Know your gravitational wave
In fact, Fanelli supports the old idea of a ‘hierarchy of the sciences’, within which, he maintains, disciplines can be distinguished according to the extent to which data ‘speak for themselves’ and theories can be rigorously tested. He made this argument in a 2010 analysis of nearly 2,500 papers from across science that reported having tested a hypothesis. He found that social scientists – at the bottom of the hierarchy – were on average much more prone to report positive findings than physical scientists.
Collins too believes it is crucial to distinguish between fields. He points out that physicists have developed very rigorous standards when it comes to interpreting statistics – placing the threshold for discovery at ‘five-sigma’, meaning just a one in 3.5 million chance that a signal is a fluke. But he notes that in the case of the 2015 discovery of gravitational waves, it wasn’t actually the statistics that persuaded researchers they had hit the jackpot. What really mattered, he maintains, was a conviction that the wave-shaped signals recorded by their detectors matched what they expected from a pair of merging black holes.
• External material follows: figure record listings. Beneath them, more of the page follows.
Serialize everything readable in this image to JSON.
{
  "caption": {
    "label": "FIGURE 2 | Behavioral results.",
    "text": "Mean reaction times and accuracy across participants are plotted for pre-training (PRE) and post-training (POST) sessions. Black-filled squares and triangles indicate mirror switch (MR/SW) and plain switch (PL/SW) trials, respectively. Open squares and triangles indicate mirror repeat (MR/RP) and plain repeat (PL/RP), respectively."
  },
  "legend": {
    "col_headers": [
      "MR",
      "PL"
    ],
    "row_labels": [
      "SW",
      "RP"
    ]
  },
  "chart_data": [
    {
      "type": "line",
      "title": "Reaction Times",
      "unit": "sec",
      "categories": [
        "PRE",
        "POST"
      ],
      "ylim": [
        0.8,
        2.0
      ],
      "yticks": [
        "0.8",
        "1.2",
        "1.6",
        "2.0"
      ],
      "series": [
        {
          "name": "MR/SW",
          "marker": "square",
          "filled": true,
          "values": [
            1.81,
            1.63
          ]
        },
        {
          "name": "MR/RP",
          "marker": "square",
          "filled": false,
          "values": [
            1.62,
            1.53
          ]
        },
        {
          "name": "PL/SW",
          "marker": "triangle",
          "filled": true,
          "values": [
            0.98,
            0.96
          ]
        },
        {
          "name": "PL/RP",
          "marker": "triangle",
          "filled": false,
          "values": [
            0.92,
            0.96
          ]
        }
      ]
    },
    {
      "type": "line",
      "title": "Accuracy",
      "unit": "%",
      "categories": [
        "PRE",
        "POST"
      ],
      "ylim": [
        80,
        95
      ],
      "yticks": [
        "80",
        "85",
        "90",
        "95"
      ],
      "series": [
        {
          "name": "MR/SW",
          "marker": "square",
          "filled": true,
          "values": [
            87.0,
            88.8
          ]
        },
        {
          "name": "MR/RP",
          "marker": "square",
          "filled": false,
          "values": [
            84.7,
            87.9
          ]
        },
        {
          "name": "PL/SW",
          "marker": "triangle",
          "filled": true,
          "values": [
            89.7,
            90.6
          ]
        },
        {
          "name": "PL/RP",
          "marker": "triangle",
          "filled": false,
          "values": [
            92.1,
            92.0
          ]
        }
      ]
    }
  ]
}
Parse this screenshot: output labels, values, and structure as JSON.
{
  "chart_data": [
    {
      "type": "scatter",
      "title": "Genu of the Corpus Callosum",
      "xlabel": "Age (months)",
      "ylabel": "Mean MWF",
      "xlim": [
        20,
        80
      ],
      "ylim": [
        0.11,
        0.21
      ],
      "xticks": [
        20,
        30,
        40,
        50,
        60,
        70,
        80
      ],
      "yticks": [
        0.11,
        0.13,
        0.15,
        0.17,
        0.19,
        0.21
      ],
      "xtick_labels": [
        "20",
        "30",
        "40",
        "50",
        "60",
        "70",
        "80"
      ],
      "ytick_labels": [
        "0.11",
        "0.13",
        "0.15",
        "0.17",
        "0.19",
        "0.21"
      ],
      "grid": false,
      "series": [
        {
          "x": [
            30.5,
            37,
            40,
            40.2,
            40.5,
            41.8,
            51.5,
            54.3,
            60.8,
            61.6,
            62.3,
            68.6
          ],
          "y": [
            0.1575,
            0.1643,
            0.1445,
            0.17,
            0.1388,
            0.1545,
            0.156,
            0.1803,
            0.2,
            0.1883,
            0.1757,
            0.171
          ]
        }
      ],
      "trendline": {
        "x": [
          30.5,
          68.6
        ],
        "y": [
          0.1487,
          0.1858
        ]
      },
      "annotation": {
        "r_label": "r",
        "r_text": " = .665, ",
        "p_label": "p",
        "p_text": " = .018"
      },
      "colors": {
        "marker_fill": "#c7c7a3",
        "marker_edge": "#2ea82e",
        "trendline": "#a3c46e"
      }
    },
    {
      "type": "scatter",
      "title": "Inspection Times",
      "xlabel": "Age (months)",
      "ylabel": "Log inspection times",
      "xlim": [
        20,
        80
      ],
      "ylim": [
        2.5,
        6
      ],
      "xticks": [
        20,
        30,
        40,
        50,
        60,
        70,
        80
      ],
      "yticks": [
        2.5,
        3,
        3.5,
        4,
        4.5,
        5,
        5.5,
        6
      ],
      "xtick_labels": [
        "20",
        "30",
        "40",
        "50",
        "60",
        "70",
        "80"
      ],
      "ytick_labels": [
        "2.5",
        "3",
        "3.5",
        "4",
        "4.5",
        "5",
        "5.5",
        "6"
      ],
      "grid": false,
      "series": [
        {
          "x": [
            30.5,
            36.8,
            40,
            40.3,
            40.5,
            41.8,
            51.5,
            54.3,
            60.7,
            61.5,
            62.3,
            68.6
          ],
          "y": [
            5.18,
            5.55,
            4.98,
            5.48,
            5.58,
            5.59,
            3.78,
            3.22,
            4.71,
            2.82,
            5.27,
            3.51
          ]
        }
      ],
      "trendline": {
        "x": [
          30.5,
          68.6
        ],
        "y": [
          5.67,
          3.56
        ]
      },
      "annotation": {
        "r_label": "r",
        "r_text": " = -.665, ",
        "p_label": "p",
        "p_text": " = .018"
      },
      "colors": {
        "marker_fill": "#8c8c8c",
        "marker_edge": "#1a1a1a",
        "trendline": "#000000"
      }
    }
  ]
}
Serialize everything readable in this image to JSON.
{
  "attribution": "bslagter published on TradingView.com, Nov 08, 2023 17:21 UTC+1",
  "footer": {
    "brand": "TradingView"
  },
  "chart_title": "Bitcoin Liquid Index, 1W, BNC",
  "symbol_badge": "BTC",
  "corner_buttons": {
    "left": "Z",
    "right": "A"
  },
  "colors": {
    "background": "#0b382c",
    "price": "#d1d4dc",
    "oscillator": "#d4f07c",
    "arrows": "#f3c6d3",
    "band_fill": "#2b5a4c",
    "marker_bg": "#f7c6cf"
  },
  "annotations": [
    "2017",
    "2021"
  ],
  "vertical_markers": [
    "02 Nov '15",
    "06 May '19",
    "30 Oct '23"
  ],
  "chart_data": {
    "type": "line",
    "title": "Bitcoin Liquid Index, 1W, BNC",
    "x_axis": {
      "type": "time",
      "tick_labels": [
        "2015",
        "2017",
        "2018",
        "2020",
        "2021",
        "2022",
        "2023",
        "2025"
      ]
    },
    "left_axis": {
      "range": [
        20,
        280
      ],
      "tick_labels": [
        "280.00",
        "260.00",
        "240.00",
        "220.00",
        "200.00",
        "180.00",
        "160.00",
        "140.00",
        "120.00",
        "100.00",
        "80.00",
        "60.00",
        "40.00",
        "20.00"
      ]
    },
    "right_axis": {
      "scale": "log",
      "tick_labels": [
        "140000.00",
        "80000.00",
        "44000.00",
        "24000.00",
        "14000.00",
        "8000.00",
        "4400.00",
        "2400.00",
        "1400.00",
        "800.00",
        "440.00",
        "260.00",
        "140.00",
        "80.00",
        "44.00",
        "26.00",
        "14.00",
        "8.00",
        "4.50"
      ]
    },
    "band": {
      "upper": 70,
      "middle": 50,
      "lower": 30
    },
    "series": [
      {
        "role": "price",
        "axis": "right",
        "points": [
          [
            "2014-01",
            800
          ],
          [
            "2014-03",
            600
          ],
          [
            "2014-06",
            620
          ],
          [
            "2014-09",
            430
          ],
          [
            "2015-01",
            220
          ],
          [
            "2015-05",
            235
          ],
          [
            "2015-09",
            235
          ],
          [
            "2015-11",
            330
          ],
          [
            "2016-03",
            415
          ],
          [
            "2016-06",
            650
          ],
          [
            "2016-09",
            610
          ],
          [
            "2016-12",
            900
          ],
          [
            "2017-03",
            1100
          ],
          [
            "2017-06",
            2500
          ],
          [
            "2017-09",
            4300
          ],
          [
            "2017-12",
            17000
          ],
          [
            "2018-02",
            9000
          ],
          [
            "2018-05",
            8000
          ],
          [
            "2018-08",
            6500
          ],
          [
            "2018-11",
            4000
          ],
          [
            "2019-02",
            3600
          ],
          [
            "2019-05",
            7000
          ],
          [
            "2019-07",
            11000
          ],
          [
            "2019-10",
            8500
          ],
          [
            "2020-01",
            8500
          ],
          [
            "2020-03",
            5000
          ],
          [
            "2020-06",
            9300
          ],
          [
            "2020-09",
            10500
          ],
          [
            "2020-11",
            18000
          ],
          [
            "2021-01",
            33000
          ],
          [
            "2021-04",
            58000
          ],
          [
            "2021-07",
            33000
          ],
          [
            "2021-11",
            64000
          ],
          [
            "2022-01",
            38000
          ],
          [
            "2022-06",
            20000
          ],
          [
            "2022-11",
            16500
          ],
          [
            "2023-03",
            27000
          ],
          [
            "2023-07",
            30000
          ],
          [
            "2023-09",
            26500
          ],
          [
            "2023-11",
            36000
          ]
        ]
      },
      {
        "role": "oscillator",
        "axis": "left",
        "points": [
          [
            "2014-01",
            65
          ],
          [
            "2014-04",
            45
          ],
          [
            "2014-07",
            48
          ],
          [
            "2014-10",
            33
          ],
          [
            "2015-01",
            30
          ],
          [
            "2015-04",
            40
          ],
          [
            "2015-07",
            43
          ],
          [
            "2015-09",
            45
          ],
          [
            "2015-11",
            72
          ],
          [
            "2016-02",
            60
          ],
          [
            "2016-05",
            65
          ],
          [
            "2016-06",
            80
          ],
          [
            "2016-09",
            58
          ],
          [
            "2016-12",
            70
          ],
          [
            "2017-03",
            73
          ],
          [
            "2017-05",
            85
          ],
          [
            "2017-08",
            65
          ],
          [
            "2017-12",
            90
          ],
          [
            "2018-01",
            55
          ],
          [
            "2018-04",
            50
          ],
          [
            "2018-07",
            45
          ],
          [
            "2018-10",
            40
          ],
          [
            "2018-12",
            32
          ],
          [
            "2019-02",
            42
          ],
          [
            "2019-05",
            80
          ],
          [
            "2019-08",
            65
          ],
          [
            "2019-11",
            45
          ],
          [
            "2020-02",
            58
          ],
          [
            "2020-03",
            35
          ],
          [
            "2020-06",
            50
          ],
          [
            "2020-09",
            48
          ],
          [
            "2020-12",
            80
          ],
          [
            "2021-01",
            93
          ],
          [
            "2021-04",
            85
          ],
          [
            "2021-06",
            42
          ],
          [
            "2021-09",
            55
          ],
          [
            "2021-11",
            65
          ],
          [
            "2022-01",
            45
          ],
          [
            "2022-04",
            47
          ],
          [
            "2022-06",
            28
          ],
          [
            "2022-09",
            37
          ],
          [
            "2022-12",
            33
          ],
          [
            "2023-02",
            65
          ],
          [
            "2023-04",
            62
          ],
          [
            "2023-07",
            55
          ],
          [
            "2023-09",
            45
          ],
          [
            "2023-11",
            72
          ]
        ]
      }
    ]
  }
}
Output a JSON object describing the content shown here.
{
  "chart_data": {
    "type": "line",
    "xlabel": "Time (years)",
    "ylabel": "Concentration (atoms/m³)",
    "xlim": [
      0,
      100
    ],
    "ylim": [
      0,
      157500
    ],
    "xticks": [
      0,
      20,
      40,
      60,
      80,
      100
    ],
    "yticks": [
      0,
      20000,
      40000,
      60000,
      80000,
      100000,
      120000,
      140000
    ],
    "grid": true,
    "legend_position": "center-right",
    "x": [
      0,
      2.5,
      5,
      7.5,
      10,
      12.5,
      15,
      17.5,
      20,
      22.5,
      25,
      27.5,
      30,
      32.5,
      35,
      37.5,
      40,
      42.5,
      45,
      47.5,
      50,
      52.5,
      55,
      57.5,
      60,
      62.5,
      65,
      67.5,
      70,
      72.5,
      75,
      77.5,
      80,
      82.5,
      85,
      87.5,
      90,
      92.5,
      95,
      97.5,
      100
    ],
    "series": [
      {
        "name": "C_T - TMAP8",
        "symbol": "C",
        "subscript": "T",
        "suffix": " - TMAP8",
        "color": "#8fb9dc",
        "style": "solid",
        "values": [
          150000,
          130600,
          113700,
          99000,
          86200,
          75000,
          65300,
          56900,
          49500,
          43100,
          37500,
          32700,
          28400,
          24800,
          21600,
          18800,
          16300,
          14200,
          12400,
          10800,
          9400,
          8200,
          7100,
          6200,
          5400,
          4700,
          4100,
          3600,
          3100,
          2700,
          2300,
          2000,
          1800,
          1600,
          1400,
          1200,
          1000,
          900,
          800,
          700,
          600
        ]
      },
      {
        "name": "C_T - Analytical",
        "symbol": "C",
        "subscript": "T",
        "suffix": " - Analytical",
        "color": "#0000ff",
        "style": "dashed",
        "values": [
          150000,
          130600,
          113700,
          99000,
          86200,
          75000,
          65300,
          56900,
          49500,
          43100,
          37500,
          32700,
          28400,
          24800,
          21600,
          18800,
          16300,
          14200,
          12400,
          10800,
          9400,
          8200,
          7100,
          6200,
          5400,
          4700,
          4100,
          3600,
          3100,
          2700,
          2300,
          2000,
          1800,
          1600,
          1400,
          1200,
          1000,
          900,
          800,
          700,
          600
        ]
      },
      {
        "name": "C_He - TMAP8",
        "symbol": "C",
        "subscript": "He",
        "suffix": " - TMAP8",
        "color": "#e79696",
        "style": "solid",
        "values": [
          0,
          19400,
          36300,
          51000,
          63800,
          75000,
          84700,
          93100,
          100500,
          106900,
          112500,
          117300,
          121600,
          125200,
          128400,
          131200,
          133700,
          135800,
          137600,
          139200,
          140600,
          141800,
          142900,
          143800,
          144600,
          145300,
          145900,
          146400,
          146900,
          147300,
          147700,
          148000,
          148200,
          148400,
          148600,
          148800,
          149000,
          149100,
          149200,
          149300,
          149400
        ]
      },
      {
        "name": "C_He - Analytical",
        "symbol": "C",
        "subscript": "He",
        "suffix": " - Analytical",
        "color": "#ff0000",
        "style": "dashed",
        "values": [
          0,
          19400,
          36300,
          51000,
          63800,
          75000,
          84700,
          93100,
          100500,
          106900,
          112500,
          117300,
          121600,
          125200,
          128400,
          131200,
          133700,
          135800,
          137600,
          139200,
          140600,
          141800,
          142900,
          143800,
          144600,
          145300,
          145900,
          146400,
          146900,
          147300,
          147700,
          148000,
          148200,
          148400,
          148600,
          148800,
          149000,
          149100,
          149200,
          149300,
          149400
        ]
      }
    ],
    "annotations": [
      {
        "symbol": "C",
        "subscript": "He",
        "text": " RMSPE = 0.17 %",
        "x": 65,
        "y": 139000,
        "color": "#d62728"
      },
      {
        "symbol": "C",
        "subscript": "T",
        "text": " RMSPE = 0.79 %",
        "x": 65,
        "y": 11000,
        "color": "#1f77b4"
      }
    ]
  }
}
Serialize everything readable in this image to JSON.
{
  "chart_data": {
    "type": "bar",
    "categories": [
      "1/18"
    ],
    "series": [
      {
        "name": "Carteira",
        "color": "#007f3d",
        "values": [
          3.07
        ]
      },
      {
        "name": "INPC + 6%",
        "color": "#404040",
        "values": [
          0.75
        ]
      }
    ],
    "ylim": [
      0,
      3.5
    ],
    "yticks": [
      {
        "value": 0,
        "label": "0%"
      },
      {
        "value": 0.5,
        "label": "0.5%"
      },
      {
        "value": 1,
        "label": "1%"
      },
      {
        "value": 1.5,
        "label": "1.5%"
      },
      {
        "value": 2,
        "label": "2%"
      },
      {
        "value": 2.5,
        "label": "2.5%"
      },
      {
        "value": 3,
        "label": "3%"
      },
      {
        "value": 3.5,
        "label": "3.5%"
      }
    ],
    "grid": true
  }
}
If social and biological scientists really want to overcome their biases and publish results that can be replicated, Collins argues, they need to look beyond their p-values and try to gain an intuitive sense of what is going on in their experiments. “People often don’t understand what statistics are for”, he says. “They are often an excuse not to do any real science”.
Ioannidis agrees that researchers must abandon their fixation with p-values, but offers a more direct solution. He argues that administrators need to impose certain rules from above, such as in some cases stipulating pre-registration, while individual researchers should be educated on the need for rigour. “Well-trained scientists realise this is integral to good science”, he says, “but they have to be trained”.